Da ein Panzer eine mechanische Maschine ist (äh… ja…), bietet es sich an, etwas mit Ölflecken zu arbeiten, die sich an Klappen, Scharnieren und anderen Stellen, wo es Sinn macht, ein wenig sammeln. Auch hier ist aber Dezenz wichtig, zu viel Öl und das Modell wirkt wie ein schlechtes Teststück für Öl-Effekte.
Das verwendete Engine Grime von AK ist eine Emailfarbe. Diese ist nicht wasserlöslich, also sollte ein anderer Pinsel und ein wenig Terpentin zum Reinigen verwendet werden. Der Effekt wird einfach an die gewünschten Stellen getupft.
Auch die Streaking Effects sind Email-Farben.
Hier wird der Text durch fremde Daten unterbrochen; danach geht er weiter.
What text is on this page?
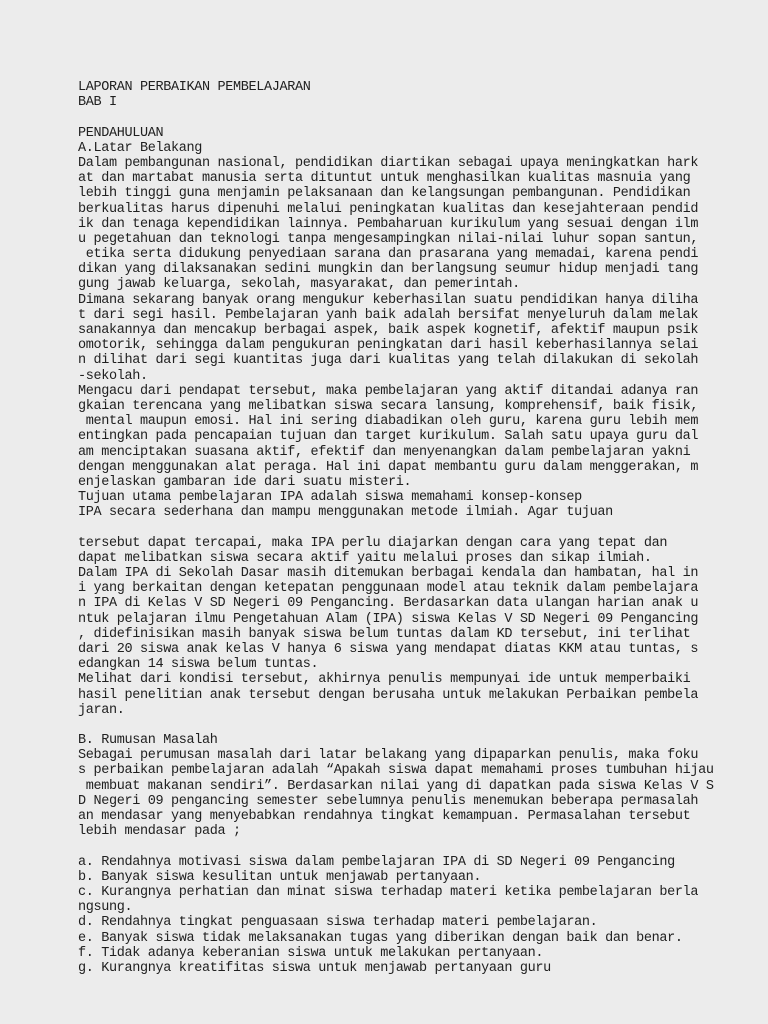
LAPORAN PERBAIKAN PEMBELAJARAN
BAB I
PENDAHULUAN
A.Latar Belakang
Dalam pembangunan nasional, pendidikan diartikan sebagai upaya meningkatkan hark
at dan martabat manusia serta dituntut untuk menghasilkan kualitas masnuia yang
lebih tinggi guna menjamin pelaksanaan dan kelangsungan pembangunan. Pendidikan
berkualitas harus dipenuhi melalui peningkatan kualitas dan kesejahteraan pendid
ik dan tenaga kependidikan lainnya. Pembaharuan kurikulum yang sesuai dengan ilm
u pegetahuan dan teknologi tanpa mengesampingkan nilai-nilai luhur sopan santun,
etika serta didukung penyediaan sarana dan prasarana yang memadai, karena pendi
dikan yang dilaksanakan sedini mungkin dan berlangsung seumur hidup menjadi tang
gung jawab keluarga, sekolah, masyarakat, dan pemerintah.
Dimana sekarang banyak orang mengukur keberhasilan suatu pendidikan hanya diliha
t dari segi hasil. Pembelajaran yanh baik adalah bersifat menyeluruh dalam melak
sanakannya dan mencakup berbagai aspek, baik aspek kognetif, afektif maupun psik
omotorik, sehingga dalam pengukuran peningkatan dari hasil keberhasilannya selai
n dilihat dari segi kuantitas juga dari kualitas yang telah dilakukan di sekolah
-sekolah.
Mengacu dari pendapat tersebut, maka pembelajaran yang aktif ditandai adanya ran
gkaian terencana yang melibatkan siswa secara lansung, komprehensif, baik fisik,
mental maupun emosi. Hal ini sering diabadikan oleh guru, karena guru lebih mem
entingkan pada pencapaian tujuan dan target kurikulum. Salah satu upaya guru dal
am menciptakan suasana aktif, efektif dan menyenangkan dalam pembelajaran yakni
dengan menggunakan alat peraga. Hal ini dapat membantu guru dalam menggerakan, m
enjelaskan gambaran ide dari suatu misteri.
Tujuan utama pembelajaran IPA adalah siswa memahami konsep-konsep
IPA secara sederhana dan mampu menggunakan metode ilmiah. Agar tujuan
tersebut dapat tercapai, maka IPA perlu diajarkan dengan cara yang tepat dan
dapat melibatkan siswa secara aktif yaitu melalui proses dan sikap ilmiah.
Dalam IPA di Sekolah Dasar masih ditemukan berbagai kendala dan hambatan, hal in
i yang berkaitan dengan ketepatan penggunaan model atau teknik dalam pembelajara
n IPA di Kelas V SD Negeri 09 Pengancing. Berdasarkan data ulangan harian anak u
ntuk pelajaran ilmu Pengetahuan Alam (IPA) siswa Kelas V SD Negeri 09 Pengancing
, didefinisikan masih banyak siswa belum tuntas dalam KD tersebut, ini terlihat
dari 20 siswa anak kelas V hanya 6 siswa yang mendapat diatas KKM atau tuntas, s
edangkan 14 siswa belum tuntas.
Melihat dari kondisi tersebut, akhirnya penulis mempunyai ide untuk memperbaiki
hasil penelitian anak tersebut dengan berusaha untuk melakukan Perbaikan pembela
jaran.
B. Rumusan Masalah
Sebagai perumusan masalah dari latar belakang yang dipaparkan penulis, maka foku
s perbaikan pembelajaran adalah “Apakah siswa dapat memahami proses tumbuhan hijau
membuat makanan sendiri”. Berdasarkan nilai yang di dapatkan pada siswa Kelas V S
D Negeri 09 pengancing semester sebelumnya penulis menemukan beberapa permasalah
an mendasar yang menyebabkan rendahnya tingkat kemampuan. Permasalahan tersebut
lebih mendasar pada ;
a. Rendahnya motivasi siswa dalam pembelajaran IPA di SD Negeri 09 Pengancing
b. Banyak siswa kesulitan untuk menjawab pertanyaan.
c. Kurangnya perhatian dan minat siswa terhadap materi ketika pembelajaran berla
ngsung.
d. Rendahnya tingkat penguasaan siswa terhadap materi pembelajaran.
e. Banyak siswa tidak melaksanakan tugas yang diberikan dengan baik dan benar.
f. Tidak adanya keberanian siswa untuk melakukan pertanyaan.
g. Kurangnya kreatifitas siswa untuk menjawab pertanyaan guru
Sie werden senkrecht mit dem Pinsel von oben nach unten auf den Seiten des Panzers gezogen werden, und dann mit dem Finger in die selbe Richtung verwischt, oder sie werden mit einem weichen, etwas breiteren Pinsel wieder so weit abgenommen, dass eine kaum noch sichtbare Verunreinigung übrig bleibt: Es wirkt, als wäre alter Dreck durch Regen gelöst worden und dann an der Seite des Panzers herunter gelaufen und wieder getrocknet.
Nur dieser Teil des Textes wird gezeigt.